On Psychiatric Metaphor: Exploring the Use of Clinical Concepts in Cultural Theory – Angela Woods CMH Seminar 26 October

On Psychiatric Metaphor:
Exploring the Use of Clinical Concepts in Cultural Theory

Dr Angela Woods, Centre for Medical Humanities

Wednesday 26 October, 5 pm

St Chad’s Chapel and SCR
Followed by wine and canapés

Anti-Oedipus (1979): French philosopher Gilles Deleuze and Italian psychoanalyst Félix Guattari argue that schizophrenia is a process of psychic and social deterritorialization unleashed by capitalism. Madness and Modernism (1992): in his magnum opus, clinical psychologist Louis Sass plots the relationship between the phenomenology of schizophrenia and structures of modern art, literature and thought. Hystories (1998): American literary critic Elaine Showalter uses the psychoanalytic concept of hysteria to understand a range of anxieties specific to late twentieth-century Western culture. The Weariness of the Self (2010): French sociologist Alain Ehrenberg argues that depression has become the privileged disorder of the modern, autonomous, self-determining individual.

How and why are clinical concepts used to interpret the structures of society and subjectivity? What are the effects of these kinds of analytic projects, and what relevance, if any, do they have for clinical practice?

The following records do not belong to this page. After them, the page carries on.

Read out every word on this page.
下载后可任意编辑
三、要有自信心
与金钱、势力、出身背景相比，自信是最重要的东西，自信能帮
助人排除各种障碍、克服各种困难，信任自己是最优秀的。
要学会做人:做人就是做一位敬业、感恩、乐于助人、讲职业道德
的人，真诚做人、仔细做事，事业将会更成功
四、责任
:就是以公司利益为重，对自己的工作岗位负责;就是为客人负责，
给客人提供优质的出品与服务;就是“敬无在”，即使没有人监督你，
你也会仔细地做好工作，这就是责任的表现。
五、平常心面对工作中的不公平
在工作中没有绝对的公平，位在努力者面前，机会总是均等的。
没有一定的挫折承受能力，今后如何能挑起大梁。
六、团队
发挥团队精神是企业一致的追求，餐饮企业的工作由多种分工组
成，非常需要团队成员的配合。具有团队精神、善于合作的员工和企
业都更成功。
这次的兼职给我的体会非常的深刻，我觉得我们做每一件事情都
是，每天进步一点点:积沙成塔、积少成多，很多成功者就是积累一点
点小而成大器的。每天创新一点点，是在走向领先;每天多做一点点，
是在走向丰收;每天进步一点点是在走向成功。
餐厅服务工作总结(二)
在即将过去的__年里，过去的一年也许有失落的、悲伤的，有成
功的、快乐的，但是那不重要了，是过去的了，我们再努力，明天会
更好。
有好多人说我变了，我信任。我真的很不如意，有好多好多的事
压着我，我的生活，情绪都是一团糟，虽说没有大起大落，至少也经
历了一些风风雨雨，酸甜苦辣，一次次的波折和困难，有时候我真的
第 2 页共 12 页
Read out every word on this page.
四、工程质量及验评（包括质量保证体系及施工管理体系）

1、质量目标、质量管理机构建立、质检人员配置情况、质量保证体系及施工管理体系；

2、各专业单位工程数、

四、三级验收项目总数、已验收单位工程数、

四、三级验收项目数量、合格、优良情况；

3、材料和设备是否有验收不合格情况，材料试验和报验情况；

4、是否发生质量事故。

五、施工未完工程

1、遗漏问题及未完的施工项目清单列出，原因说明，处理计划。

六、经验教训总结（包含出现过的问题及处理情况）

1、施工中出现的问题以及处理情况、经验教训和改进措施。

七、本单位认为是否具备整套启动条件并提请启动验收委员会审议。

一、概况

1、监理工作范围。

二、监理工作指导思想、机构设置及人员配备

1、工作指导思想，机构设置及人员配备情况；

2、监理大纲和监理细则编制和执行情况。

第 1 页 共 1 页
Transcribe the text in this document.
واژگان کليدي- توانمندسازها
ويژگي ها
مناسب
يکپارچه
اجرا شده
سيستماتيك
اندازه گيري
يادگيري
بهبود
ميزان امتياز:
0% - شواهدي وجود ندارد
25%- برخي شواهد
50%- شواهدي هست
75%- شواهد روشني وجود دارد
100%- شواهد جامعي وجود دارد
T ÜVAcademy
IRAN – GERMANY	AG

Extending the arguments of my book The Sublime Object of Psychiatry: Schizophrenia in Clinical and Cultural Theory (2011), this paper offers a critical introduction to cultural theory’s deployment of clinical concepts from the ‘psy’ disciplines. Arguing against what is perhaps a majority view – that using psychiatric terminology ‘metaphorically’ is illegitimate, imprecise, irresponsible, and insensitive to the human costs of illness – I aim to show why it is important for an interdisciplinary field such as the medical humanities to view diagnostic categories from multiple perspectives.